The Permian Basin Behavioral Health Center marked the grand opening of its new mental health facility in Midland.
Local leaders, health professionals and state officials gathered to celebrate the opening, which included remarks and tours of the facility.
The hospital was designed to address what leaders described as the area’s most urgent health care gap: access to quality mental and behavioral health services.
“For many, many years, mental health needs here in the Permian Basin, just like so many other places in Texas, have gone unserved and unmet,” said state Rep. Brooks Landgraf, R-Odessa.
“Having a world class facility like this with tremendous practitioners is really a game changer for everybody in the Permian Basin.

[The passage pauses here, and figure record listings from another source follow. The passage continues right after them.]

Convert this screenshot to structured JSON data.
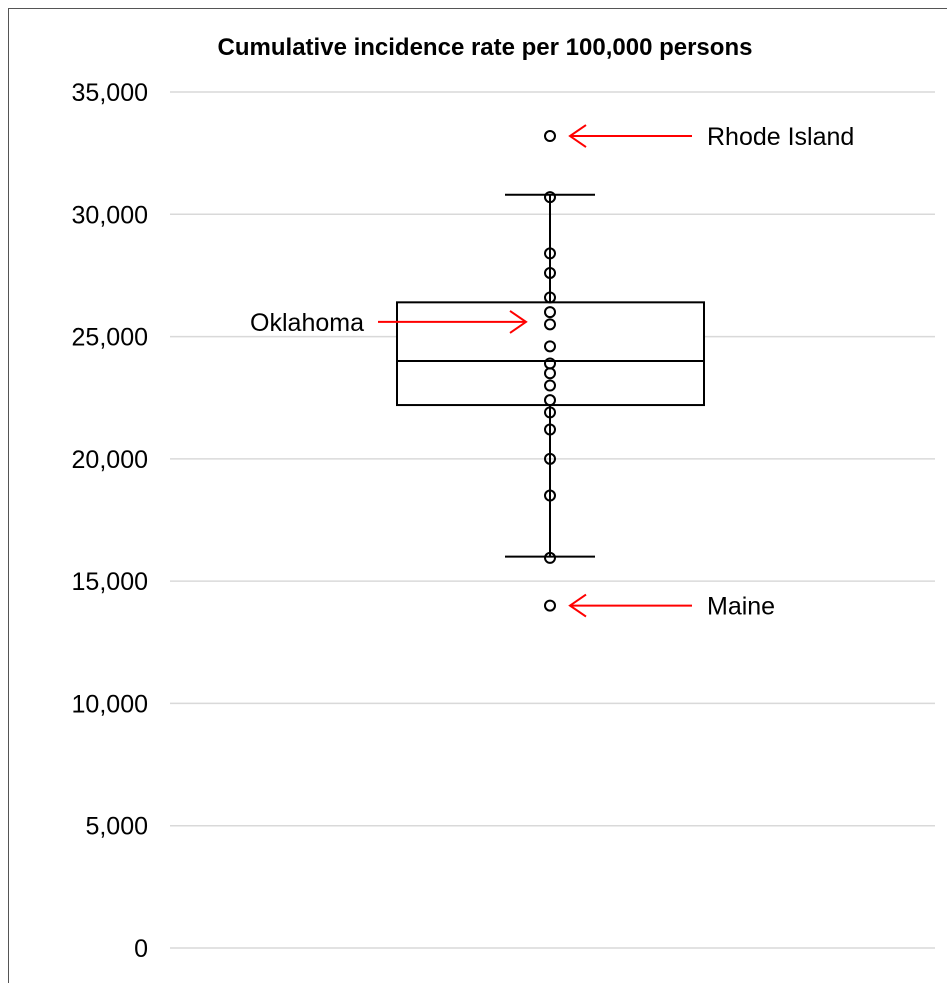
{
  "chart_data": {
    "type": "box",
    "title": "Cumulative incidence rate per 100,000 persons",
    "xlabel": "",
    "ylabel": "",
    "ylim": [
      0,
      35000
    ],
    "yticks": [
      0,
      5000,
      10000,
      15000,
      20000,
      25000,
      30000,
      35000
    ],
    "ytick_labels": [
      "0",
      "5,000",
      "10,000",
      "15,000",
      "20,000",
      "25,000",
      "30,000",
      "35,000"
    ],
    "grid": true,
    "box": {
      "whisker_low": 16000,
      "q1": 22200,
      "median": 24000,
      "q3": 26400,
      "whisker_high": 30800
    },
    "points": [
      33200,
      30700,
      28400,
      27600,
      26600,
      26000,
      25500,
      24600,
      23900,
      23500,
      23000,
      22400,
      21900,
      21200,
      20000,
      18500,
      15950,
      14000
    ],
    "annotations": [
      {
        "label": "Rhode Island",
        "value": 33200,
        "side": "right"
      },
      {
        "label": "Oklahoma",
        "value": 25600,
        "side": "left"
      },
      {
        "label": "Maine",
        "value": 14000,
        "side": "right"
      }
    ],
    "colors": {
      "arrow": "#ff0000",
      "box": "#000000",
      "grid": "#d9d9d9"
    }
  }
}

Whether you need behavioral health services or not, it makes our community better and stronger.”
The 200-bed facility is located between Midland and Odessa near the intersection of Farm-to-Market Road 1788 and State Highway 191. The PBBHC is a partnership between the Midland County Hospital District and the Ector County Hospital District.
The facility is the product of a public-private partnership that includes state funding, local hospital districts and more than 150 donors.
The new facility features a wall dedicated to the donors who helped make the project possible, said Russell Meyers, president of the PBBHC Board.
The PBBHC’s inpatient services will serve children, adolescents, adults and seniors, with each group housed in its own neighborhood.
In addition to inpatient care, partial hospitalization and intensive outpatient programs will be available on-site for patients of all ages.
The hospital will open in phases, beginning this year with one adult unit and one competency restoration unit.
The center will also offer space for expanded outpatient operations for PermiaCare and Texas Tech University Health Sciences Center’s Permian Basin Department of Psychiatry.
“At the end of the day, patients who are going to be receiving treatment here, both inpatient and outpatient, are the ones whose lives are really going to be changed and transformed,” Landgraf said.
“I think we’re actually going to be a blueprint and an attraction for these types of services for people from all over Texas.”
Former Commerce Secretary Donald Evans praised the project as a “shining example” of civic leadership and what local citizens can accomplish together.
“Look what Permian Basin citizens can dream, they can do and this is a really grand example of that,” he said.